Skip to main content

House Panel Denounces E.P.A. Actions in Flint Crisis

April 7, 2016

March 15, 2016

By Abby Goodnough

The New York Times

WASHINGTON — Members of a congressional oversight committee excoriated a former Environmental Protection Agency official on Tuesday for not responding more forcefully when she learned last year that Flint, Mich., was not adding a chemical to its new water supply that would have prevented the city’s pipes from corroding and leaching lead. The former official, Susan Hedman, testified that limited enforcement options had kept her from acting more aggressively to order corrosion control, saying, “I don’t think E.P.A. did anything wrong, but I do believe we could have done more.”

But committee members from both parties reacted furiously to her explanation, casting Ms. Hedman, who resigned in January as director of the E.P.A. regional office in charge of Michigan, as one of the primary villains in Flint’s water crisis and heaping contempt on her for more than four hours. “There’s a special place in hell for actions like this,” said Representative Earl L. Carter, a Georgia Republican known as Buddy, referring to the fact that for months after Ms. Hedman learned about the lack of corrosion control in Flint, neither the E.P.A. nor any other governmental agency warned residents that their water was unsafe. The hearing was the first time that several prominent figures in the water crisis — Ms. Hedman; Darnell Earley, the state-appointed emergency manager of Flint at the time of the water switch; and Dayne Walling, the city’s former mayor — had testified publicly about their roles.
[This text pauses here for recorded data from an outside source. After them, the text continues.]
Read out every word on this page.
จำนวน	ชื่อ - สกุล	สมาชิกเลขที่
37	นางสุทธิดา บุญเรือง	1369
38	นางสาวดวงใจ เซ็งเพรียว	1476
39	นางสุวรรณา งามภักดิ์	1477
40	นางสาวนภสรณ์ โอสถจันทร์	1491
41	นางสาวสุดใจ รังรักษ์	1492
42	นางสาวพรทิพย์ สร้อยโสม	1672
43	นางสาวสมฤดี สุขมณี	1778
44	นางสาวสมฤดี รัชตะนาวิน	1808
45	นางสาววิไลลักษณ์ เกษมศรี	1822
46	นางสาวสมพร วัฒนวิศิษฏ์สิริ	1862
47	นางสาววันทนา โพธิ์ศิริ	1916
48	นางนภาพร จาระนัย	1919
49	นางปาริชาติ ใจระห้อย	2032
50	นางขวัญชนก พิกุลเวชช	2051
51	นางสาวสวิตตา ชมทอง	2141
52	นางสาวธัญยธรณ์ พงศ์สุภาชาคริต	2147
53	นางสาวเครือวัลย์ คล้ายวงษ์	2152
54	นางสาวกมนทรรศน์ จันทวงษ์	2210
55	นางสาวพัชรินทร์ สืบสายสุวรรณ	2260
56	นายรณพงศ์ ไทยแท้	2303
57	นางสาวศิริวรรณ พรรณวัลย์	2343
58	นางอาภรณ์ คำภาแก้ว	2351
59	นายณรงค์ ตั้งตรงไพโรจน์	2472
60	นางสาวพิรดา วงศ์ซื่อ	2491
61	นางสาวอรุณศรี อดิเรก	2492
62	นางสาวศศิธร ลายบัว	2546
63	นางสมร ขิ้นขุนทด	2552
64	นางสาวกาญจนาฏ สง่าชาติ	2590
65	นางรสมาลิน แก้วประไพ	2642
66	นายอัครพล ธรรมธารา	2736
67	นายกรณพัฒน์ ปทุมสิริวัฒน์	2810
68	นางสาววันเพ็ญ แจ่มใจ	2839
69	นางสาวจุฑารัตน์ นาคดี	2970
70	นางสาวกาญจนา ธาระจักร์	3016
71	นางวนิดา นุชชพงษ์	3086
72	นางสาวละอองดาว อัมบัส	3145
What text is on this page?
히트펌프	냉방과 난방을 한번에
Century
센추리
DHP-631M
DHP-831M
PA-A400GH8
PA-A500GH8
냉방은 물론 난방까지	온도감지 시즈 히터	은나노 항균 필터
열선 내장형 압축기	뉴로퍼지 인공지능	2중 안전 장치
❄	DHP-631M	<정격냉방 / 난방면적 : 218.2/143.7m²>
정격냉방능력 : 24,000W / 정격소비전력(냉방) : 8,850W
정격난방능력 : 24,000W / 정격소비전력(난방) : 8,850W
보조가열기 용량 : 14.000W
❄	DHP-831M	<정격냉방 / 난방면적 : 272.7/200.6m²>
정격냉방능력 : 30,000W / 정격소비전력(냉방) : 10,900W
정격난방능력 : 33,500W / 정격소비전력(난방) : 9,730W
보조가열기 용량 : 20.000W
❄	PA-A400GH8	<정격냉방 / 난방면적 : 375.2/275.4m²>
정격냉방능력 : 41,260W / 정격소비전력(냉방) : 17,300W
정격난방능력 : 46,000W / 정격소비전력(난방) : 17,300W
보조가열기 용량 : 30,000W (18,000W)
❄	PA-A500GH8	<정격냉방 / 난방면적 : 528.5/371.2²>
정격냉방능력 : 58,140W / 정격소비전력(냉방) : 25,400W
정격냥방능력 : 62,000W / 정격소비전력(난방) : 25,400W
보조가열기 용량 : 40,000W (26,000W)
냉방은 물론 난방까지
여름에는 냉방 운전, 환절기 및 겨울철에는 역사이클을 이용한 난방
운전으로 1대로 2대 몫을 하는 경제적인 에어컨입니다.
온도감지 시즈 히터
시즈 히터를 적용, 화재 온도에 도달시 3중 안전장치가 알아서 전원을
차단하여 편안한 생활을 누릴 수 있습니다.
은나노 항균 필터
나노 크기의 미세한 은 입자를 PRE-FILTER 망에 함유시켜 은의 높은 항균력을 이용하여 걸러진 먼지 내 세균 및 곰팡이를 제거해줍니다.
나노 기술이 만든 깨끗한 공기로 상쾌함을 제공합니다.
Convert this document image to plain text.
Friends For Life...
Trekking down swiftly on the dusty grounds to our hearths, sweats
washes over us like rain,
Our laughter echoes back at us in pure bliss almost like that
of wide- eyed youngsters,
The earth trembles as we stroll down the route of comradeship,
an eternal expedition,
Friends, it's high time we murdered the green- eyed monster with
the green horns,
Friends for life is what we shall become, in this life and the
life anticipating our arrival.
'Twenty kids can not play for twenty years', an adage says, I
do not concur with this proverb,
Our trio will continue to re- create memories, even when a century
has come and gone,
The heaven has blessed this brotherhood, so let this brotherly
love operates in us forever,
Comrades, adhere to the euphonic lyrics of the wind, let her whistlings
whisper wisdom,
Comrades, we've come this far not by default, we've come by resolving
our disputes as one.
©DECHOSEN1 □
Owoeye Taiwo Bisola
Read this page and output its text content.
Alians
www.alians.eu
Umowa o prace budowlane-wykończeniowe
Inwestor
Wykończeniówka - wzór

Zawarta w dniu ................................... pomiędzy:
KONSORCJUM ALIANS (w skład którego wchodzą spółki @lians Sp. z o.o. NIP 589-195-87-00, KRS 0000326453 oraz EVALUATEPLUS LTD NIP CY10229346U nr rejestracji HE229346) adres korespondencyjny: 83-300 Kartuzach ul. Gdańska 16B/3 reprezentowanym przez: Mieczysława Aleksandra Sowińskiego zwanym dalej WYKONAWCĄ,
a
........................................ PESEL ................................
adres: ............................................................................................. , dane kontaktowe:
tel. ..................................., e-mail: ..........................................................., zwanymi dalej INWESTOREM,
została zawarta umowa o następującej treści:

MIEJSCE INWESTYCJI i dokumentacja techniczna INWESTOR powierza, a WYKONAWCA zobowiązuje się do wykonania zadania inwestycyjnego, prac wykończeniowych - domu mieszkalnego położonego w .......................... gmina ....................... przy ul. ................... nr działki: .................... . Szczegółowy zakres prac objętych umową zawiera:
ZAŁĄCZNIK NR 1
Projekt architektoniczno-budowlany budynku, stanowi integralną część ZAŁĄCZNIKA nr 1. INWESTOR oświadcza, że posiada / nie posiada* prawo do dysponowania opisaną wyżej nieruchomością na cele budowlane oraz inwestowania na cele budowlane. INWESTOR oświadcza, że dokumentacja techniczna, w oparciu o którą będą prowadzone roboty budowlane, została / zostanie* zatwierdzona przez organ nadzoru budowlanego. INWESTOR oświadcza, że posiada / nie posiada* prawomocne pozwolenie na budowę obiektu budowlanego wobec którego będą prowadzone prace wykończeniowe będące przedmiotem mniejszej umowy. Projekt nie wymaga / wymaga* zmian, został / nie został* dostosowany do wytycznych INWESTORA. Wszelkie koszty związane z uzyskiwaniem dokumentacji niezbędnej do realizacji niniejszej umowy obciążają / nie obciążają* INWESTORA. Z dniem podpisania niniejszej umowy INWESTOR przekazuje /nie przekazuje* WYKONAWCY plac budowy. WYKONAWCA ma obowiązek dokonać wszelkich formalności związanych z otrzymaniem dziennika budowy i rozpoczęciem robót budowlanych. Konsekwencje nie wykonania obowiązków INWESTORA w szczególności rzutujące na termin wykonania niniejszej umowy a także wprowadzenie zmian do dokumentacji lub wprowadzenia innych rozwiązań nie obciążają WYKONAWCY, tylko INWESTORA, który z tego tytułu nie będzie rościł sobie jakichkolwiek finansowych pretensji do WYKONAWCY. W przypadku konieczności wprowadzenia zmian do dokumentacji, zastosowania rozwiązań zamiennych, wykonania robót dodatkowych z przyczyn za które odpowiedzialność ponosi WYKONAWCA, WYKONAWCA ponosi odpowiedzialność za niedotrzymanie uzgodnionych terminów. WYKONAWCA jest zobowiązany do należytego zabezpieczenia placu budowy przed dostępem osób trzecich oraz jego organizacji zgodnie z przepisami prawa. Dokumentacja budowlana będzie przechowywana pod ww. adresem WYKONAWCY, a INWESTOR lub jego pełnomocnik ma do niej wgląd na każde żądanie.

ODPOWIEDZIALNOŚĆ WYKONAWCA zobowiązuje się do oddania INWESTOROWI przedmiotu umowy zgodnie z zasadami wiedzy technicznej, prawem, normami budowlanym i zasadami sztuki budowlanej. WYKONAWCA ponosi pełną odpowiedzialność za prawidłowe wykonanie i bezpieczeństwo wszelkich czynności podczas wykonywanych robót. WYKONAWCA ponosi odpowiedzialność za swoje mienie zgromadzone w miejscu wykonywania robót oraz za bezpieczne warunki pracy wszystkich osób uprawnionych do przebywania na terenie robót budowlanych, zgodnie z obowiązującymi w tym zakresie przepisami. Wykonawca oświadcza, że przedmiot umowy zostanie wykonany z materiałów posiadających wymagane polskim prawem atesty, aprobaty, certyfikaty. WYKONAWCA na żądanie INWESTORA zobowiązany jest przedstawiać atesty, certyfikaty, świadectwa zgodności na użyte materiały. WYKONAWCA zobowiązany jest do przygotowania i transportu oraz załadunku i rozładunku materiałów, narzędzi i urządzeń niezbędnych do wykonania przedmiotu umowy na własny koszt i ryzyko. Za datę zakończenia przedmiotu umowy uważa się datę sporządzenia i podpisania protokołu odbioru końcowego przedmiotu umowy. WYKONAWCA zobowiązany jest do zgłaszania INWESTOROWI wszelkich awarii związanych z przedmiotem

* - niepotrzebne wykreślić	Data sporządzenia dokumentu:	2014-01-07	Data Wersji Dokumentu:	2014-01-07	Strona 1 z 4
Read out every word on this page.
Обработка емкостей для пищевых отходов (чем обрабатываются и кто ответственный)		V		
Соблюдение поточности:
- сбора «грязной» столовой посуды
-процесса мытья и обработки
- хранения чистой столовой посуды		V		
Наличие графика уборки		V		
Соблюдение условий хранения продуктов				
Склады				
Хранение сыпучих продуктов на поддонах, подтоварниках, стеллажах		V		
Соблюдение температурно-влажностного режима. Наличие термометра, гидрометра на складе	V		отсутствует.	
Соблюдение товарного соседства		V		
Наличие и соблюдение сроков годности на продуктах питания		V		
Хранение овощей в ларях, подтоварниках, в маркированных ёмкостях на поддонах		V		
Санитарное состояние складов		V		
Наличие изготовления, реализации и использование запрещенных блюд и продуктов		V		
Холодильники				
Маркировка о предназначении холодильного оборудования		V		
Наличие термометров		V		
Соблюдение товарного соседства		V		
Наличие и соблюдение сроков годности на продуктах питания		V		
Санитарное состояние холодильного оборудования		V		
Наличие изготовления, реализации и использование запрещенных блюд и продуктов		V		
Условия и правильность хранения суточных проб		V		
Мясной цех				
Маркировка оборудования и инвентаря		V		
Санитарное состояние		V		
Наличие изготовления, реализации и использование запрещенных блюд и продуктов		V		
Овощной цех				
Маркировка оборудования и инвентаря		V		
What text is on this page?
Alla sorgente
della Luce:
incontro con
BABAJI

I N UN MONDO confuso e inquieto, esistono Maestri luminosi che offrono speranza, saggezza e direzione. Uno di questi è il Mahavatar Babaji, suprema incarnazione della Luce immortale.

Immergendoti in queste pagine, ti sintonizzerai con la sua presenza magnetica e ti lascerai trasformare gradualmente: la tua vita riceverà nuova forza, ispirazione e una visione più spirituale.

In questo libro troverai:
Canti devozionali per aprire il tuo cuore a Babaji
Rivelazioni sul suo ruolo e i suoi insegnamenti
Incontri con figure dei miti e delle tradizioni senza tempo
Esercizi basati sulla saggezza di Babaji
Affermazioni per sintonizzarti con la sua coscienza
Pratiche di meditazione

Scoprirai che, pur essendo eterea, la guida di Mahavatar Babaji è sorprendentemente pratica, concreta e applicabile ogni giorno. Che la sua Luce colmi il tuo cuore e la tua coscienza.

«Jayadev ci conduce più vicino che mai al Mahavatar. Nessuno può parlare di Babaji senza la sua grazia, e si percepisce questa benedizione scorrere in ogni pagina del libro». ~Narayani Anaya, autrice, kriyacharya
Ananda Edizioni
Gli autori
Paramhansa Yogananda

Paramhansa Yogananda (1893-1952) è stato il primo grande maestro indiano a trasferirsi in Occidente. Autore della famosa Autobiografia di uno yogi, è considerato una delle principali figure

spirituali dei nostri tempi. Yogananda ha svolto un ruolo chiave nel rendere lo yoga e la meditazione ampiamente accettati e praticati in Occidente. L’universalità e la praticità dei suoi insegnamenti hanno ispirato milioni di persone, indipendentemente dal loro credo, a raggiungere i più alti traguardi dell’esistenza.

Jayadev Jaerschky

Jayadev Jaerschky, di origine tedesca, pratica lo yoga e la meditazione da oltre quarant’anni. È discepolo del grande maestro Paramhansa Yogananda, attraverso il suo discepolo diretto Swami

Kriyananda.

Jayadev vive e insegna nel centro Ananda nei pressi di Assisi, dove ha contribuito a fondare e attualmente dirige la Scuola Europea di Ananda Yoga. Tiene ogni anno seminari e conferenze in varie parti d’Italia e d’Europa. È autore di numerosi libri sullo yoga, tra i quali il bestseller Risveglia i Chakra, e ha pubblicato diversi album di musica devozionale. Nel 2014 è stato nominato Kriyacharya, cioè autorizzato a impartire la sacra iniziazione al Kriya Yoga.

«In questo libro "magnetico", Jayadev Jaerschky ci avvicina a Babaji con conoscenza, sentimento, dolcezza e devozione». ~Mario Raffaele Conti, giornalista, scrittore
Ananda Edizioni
The House Committee on Oversight and Government Reform used the hearing to try to answer a question that has endured despite two previous congressional hearings, several investigations and the release of thousands of government emails: why so many levels of government failed to take action for so long, ignoring warning signs, while Flint residents were being exposed to dangerously high levels of lead. The hearing focused heavily on a June 2015 internal preliminary report by an E.P.A. scientist, which raised alarms about extremely high lead levels at one resident’s home, Flint’s methods of testing for lead in water and its lack of corrosion control. After the scientist, Miguel Del Toral, wrote the report, nearly six more months passed before the city added chemicals to the water supply to prevent pipe corrosion, a lapse that committee members from both sides of the aisle said Ms. Hedman should have and could have prevented. “Why, in July or August, didn’t you just stand up and scream, stop this?” said Representative Ted Lieu, Democrat of California. “To me, this is negligence bordering on deliberate indifference.”